Conclusion de l’enquête : avis défavorable. Cette zone est jugée inadaptée pour accueillir une telle usine. L’industriel a abandonné l’idée, à la grande satisfaction des opposants. “S’il n’y avait pas eu d’enquête publique, je pense que les tractopelles seraient déjà en route pour construire l’usine,” se félicite Sébastien Galland-Rins, un riverain. “C’est un rouage important de démocratie : face à des grosses industries comme Vinci, Eurovia, on ne fait pas le poids.

Pourtant à quelques mois près, il aurait bien pu ne pas y avoir d’enquête publique pour ce projet d’usine. Dans un décret promulgué fin décembre, le gouvernement impose en effet une expérimentation dans les Hauts de France et en Bretagne : pour les installations présentant un risque environnemental, les enquêtes publiques pourront être remplacées par une consultation sur internet.

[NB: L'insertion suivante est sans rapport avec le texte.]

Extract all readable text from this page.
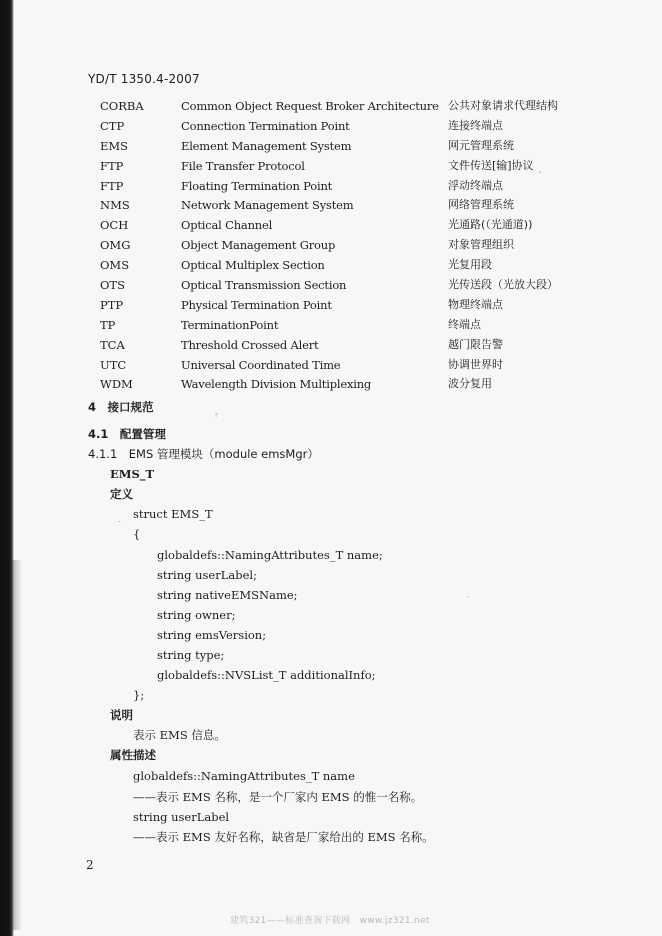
YD/T 1350.4-2007
CORBA	Common Object Request Broker Architecture 公共对象请求代理结构
CTP	Connection Termination Point	连接终端点
EMS	Element Management System	网元管理系统
FTP	File Transfer Protocol	文件传送[输]协议
FTP	Floating Termination Point	浮动终端点
NMS	Network Management System	网络管理系统
OCH	Optical Channel	光通路(（光通道))
OMG	Object Management Group	对象管理组织
OMS	Optical Multiplex Section	光复用段
OTS	Optical Transmission Section	光传送段（光放大段）
PTP	Physical Termination Point	物理终端点
TP	TerminationPoint	终端点
TCA	Threshold Crossed Alert	越门限告警
UTC	Universal Coordinated Time	协调世界时
WDM	Wavelength Division Multiplexing	波分复用
4　接口规范
4.1　配置管理
4.1.1　EMS 管理模块（module emsMgr）
EMS_T
定义
struct EMS_T
{
globaldefs::NamingAttributes_T name;
string userLabel;
string nativeEMSName;
string owner;
string emsVersion;
string type;
globaldefs::NVSList_T additionalInfo;
};
说明
表示 EMS 信息。
属性描述
globaldefs::NamingAttributes_T name
——表示 EMS 名称，是一个厂家内 EMS 的惟一名称。
string userLabel
——表示 EMS 友好名称，缺省是厂家给出的 EMS 名称。
2
ˋ
ʳ
ˏ
ˎ
建筑321——标准查询下载网　www.jz321.net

Plus d’enquête, et plus de commissaires-enquêteurs... Nous avons rencontré l’un d’eux dans la Somme : François-Charles Grévin y instruit sans doute l’une de ses dernières enquêtes publiques, sur l’implantation de 10 éoliennes. Avant de rendre un avis favorable ou défavorable au projet, il a étudié les 1142 pages du dossier dans le détail, pour le présenter aux riverains. “Il fait 8 kilos : pour le lire j’ai mis 2 journées,” relève-t-il. Il n’imagine pas un internaute consacrer autant de temps à étudier un dossier. “A mon avis nous remplissons un rôle qui me semble difficilement remplaçable par une procédure sur internet.”

3 avis pour, 2768 avis contre, mais le décret promulgué

Mais pour le gouvernement, ces enquêtes publiques sont trop longues et trop complexes. Au revoir monsieur le commissaire-enquêteur : les Français sont désormais invités à laisser leurs avis directement sur internet. Seront-ils mieux entendus ?

Avant de remplacer la procédure par une consultation en ligne, le gouvernement avait interrogé les citoyens… sur internet justement. Résultat : 3 avis en faveur de la suppression de l’enquête publique, 2768 contre. Cette procédure consultative n’a pas empêché le décret d’être promulgué.

C’est là un avant-goût amer des enquêtes publiques 2.0, selon France Nature Environnement. “On est à des années-lumières des garanties qu’offre une procédure d’enquête publique,” estime Florence Denier-Pasquier, secrétaire nationale de l’association. “Ca n’a rien à voir : on nous fait croire que c’est la même chose mais c’est un faux-semblant !

Les députés de la majorité l’assurent, il ne s’agit que d’une expérimentation, dont les leçons seront tirées dans 3 ans. Si l’essai est jugé concluant, l’enquête publique pourrait alors être supprimée partout en France, pour tous les projets touchant à l’environnement.